- Directed by: Charles Lamont
- Screenplay by: Al Giebler Elwood Ullman Charlie Melson
- Story by: Irv Frisch Will Harr
- Produced by: Jules White
- Starring: Moe Howard Larry Fine Curly Howard Nick Copeland Lew Davis Billy Bletcher William Irving Jack "Tiny" Lipson
- Cinematography: Allen G. Siegler
- Edited by: Charles Hochberg
- Distributed by: Columbia Pictures
- Release date: October 15, 1937 (U.S.);
- Running time: 17:07
- Country: United States
- Language: English

= Playing the Ponies =

1937 American short film by Charles Lamont

Playing the Ponies is a 1937 short subject directed by Charles Lamont starring American slapstick comedy team The Three Stooges (Moe Howard, Larry Fine and Curly Howard). It is the 26th entry in the series released by Columbia Pictures starring the comedians, who released 190 shorts for the studio between 1934 and 1959.

==Plot==
The Stooges operate a struggling restaurant, the Flounder Inn, but dream of quitting the business and finding their fortune in horse racing. Two unscrupulous patrons, who own a decrepit racehorse named Thunderbolt, overhear the Stooges discussing their ambitions, and seize the opportunity to trade their horse for something of value. They casually mention to the Stooges that they own a champion racehorse but have tired of their exciting careers and would prefer the quiet life of a restaurateur. The Stooges eagerly trade their eatery in exchange for Thunderbolt.

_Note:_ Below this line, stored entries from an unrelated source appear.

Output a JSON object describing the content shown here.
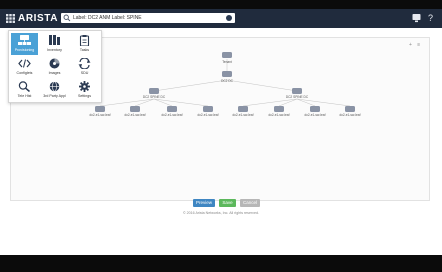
{
  "header": {
    "logo": "ARISTA",
    "search_value": "Label: DC2 ANM Label: SPINE",
    "help_label": "?",
    "colors": {
      "header_bg": "#202b3d",
      "accent": "#4aa1d6"
    },
    "icons": [
      "apps-grid-icon",
      "search-icon",
      "clear-icon",
      "device-icon"
    ]
  },
  "app_menu": {
    "items": [
      {
        "label": "Provisioning",
        "icon": "provisioning-icon",
        "active": true
      },
      {
        "label": "Inventory",
        "icon": "inventory-icon",
        "active": false
      },
      {
        "label": "Tasks",
        "icon": "tasks-icon",
        "active": false
      },
      {
        "label": "Configlets",
        "icon": "configlets-icon",
        "active": false
      },
      {
        "label": "Images",
        "icon": "images-icon",
        "active": false
      },
      {
        "label": "SDU",
        "icon": "sdu-icon",
        "active": false
      },
      {
        "label": "Tele Hist",
        "icon": "telemetry-icon",
        "active": false
      },
      {
        "label": "3rd Party Appl",
        "icon": "apps-icon",
        "active": false
      },
      {
        "label": "Settings",
        "icon": "settings-icon",
        "active": false
      }
    ]
  },
  "topology": {
    "root": {
      "label": "Tenant"
    },
    "level1": {
      "label": "DC2 DC"
    },
    "level2": [
      {
        "label": "DC2 SPINE DC"
      },
      {
        "label": "DC2 SPINE DC"
      }
    ],
    "leaves": [
      {
        "label": "dc2-e1-sw-leaf"
      },
      {
        "label": "dc2-e1-sw-leaf"
      },
      {
        "label": "dc2-e1-sw-leaf"
      },
      {
        "label": "dc2-e1-sw-leaf"
      },
      {
        "label": "dc2-e1-sw-leaf"
      },
      {
        "label": "dc2-e1-sw-leaf"
      },
      {
        "label": "dc2-e1-sw-leaf"
      },
      {
        "label": "dc2-e1-sw-leaf"
      }
    ],
    "tools": "+ ≡"
  },
  "actions": {
    "preview": "Preview",
    "save": "Save",
    "cancel": "Cancel"
  },
  "footer": "© 2016 Arista Networks, Inc. All rights reserved."
}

Upon arriving at Thunderbolt's stable, the trio is confronted with the dismal sight of a swaybacked horse. Moe tells Curly to race Thunderbolt around the track – a command that Curly interprets literally, running alongside the horse and beating him to the finish line. However, when mistakenly fed spicy chili pepperino snacks in place of peanuts, Thunderbolt is galvanized into a frenzied dash towards relief at the sight of water.

Undeterred by the unexpected turn of events, the Stooges perceive the pepperinos as a potent racing stimulant, envisioning them as a strategic advantage in future competitions. They enter Thunderbolt in a race, during which his erratic behavior necessitates an impromptu intervention involving motorcycle-mounted Stooges dangling a bucket of water ahead of the horse.

Thunderbolt emerges victorious, securing a triumphant outcome for the Stooges. In the closing scene, they revel in their newfound success, indulging in a feast of turkey and oats.

==Production notes==
Playing the Ponies was filmed on May 12–19, 1937. The film title is a straightforward slang expression meaning "betting on racehorses." It is the second and final Stooges film directed by veteran director Charles Lamont.

A colorized version of this film was released in 2004 as part of the DVD collection entitled "Goofs on the Loose."

Nick Copeland and Lew Davis reprise their roles from the last short, Cash and Carry as two con men who once again try to swindle the Stooges.